17 filles par LioDeBerjeucue
Vraiment je ne sais pas trop quoi en penser.
J'aimerais essayer de ne pas tomber dans le travers des adultes et des contributeurs de Sens Critique qui jugent sévèrement le droit de ces filles à disposer de leur corps (à toutes fins utiles : on ne peut pas forcer une mineure à avorter contre son gré) et qui les traitent copieusement d'idiotes d'écervelées, de greluches, de salopes, et de pouf.
Rappel : ce sont des ados. elles testent des trucs, elles se construisent, elles ont besoin d'une tribu, elles prennent de mauvaises décisions, leur cerveau est encore en construction, ça déborde d'émotions contradictoires là dedans et ça n'aide pas à réfléchir ni à se projeter dans le futur comme un adulte pourrait le faire.
Ca m'a évidemment touché de façon personnelle, puisque ma mère est tombée enceinte à 17 ans certes parce qu'elle était amoureuse de mon père, qu'il avait une situation convenable, mais aussi pour se barrer de son village pourri, parce qu'elle n'avait plus très envie d'aller à l'école et parce qu'avoir un bébé tout mignon lui donnerait un truc à faire.
Dans son cas comme dans celui de ses jeunes filles, avoir un enfant apporte une sorte de respectabilité, un statut, que tu n'as pas en tant qu'adolescente, et mon dieu que le temps est long jusqu'à l'indépendance, si on peut prendre un raccourci de 9 mois, quitter l'autorité parentale et toucher le RSA, autant en profiter.
C'est marrant comme personne n'a traité le personnage d'Ellen Page dans Juno de salope, d'écervelée et d'idiote. Pourtant le message ce ce film est assez malsain en ce qui concerne l'avortement, Juno décide de ne pas avorter après avoir croisé une jeune militante pro vie qui lui explique que son bébé a déjà des ongles, et choisi finalement de le faire adopter. Bah ouais, tomber enceinte c'est pas grave, bon alors ça fait mal d'accoucher et on pleure un peu quand même mais on peut faire adopter le bébé après et reprendre sa vie d'ado comme si de rien n'était.

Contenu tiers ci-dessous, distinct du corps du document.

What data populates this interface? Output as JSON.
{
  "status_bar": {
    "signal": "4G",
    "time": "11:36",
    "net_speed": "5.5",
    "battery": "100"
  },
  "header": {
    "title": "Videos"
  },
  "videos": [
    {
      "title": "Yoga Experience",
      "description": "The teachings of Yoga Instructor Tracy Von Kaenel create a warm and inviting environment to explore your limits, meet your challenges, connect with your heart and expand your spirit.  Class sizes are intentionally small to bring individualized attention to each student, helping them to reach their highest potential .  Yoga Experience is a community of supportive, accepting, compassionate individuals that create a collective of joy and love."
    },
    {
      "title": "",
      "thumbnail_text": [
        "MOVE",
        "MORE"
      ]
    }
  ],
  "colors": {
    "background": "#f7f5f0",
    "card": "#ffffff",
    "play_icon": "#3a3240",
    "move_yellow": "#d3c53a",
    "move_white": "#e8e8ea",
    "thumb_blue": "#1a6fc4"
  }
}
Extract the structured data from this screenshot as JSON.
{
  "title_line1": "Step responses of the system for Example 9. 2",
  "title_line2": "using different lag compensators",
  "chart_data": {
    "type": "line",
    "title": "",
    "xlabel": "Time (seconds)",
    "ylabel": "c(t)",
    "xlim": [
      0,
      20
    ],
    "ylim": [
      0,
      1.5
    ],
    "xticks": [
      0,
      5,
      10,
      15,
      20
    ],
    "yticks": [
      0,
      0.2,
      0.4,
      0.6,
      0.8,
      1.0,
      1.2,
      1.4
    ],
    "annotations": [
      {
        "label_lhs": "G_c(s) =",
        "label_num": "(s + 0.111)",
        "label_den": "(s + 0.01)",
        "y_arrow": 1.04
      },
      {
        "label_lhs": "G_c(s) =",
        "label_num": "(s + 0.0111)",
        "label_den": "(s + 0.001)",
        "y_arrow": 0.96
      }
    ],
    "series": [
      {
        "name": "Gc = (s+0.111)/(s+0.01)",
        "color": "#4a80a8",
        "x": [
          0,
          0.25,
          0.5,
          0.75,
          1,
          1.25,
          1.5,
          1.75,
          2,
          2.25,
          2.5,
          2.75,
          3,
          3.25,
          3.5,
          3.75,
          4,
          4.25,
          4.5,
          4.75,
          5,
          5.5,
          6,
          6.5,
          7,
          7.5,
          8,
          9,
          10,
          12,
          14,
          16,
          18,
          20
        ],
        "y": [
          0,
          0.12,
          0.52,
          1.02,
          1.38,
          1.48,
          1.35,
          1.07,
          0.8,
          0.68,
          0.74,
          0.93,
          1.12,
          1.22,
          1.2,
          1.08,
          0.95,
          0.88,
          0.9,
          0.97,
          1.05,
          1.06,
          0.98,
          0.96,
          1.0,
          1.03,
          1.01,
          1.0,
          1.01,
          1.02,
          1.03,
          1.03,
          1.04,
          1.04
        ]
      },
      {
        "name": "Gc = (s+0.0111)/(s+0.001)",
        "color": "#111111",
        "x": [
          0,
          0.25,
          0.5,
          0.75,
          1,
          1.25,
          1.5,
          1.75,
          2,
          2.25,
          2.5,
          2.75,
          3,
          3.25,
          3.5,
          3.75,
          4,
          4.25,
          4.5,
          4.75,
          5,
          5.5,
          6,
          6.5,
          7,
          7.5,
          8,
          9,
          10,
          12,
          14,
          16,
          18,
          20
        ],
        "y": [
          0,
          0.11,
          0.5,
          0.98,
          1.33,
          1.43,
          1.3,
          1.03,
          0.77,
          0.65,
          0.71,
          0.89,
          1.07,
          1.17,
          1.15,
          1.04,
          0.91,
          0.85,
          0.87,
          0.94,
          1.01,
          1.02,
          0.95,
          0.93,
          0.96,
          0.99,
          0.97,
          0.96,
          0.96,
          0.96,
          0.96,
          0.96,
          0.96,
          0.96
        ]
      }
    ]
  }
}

On pourra reprocher à 17 filles de ne faire qu'effleurer le sujet de l'après et de ne pas évoquer ce que feront les jeunes mamans de leurs vies : "On a eut 15 bébés et voilà." L'accouchement est agité comme une sorte d'épouvantail horrible pour empêcher les autres lycéennes de s'y risquer (tandis qu'au conseil de classe, on se prononce contre l'installation d'un distributeur de capotes, tout à fait logique). Selon moi il n'est pas nécessaire de montrer la vie après la grossesse. On a beau essayer de ne pas les juger, on sait tous ce qui va arriver, et les filles aussi, malgré leurs rêves utopiques. Les plus matures vont essayer de poursuivre leurs études, les autres iront grossir les rangs des familles monoparentales précaires.
Je ne cautionne pas, hein, j'essaie juste de me mettre à leur place.
En vérité je suis consternée par le fait que le seul moyen que ces filles aient trouvé pour se rebeller contre la société de leurs parents soit de tomber enceinte à 16 ans.
Même si le fait divers qui a inspiré le film s'est déroulé aux Etats Unis, ça en dit long sur l'espoir en avenir de la génération Y. Ou alors j'ai rien compris et c'est un grand cri d'espoir et d'amour envers l'humanité, une certitude dure comme fer qu'elles sont capables de mieux se démmerder. Sauf que la fin montre que non.
En tout cas c'est un film qui ne laisse pas indifférent, la forme est plutôt inégale, malgré des actrices solaires et très bien dirigées.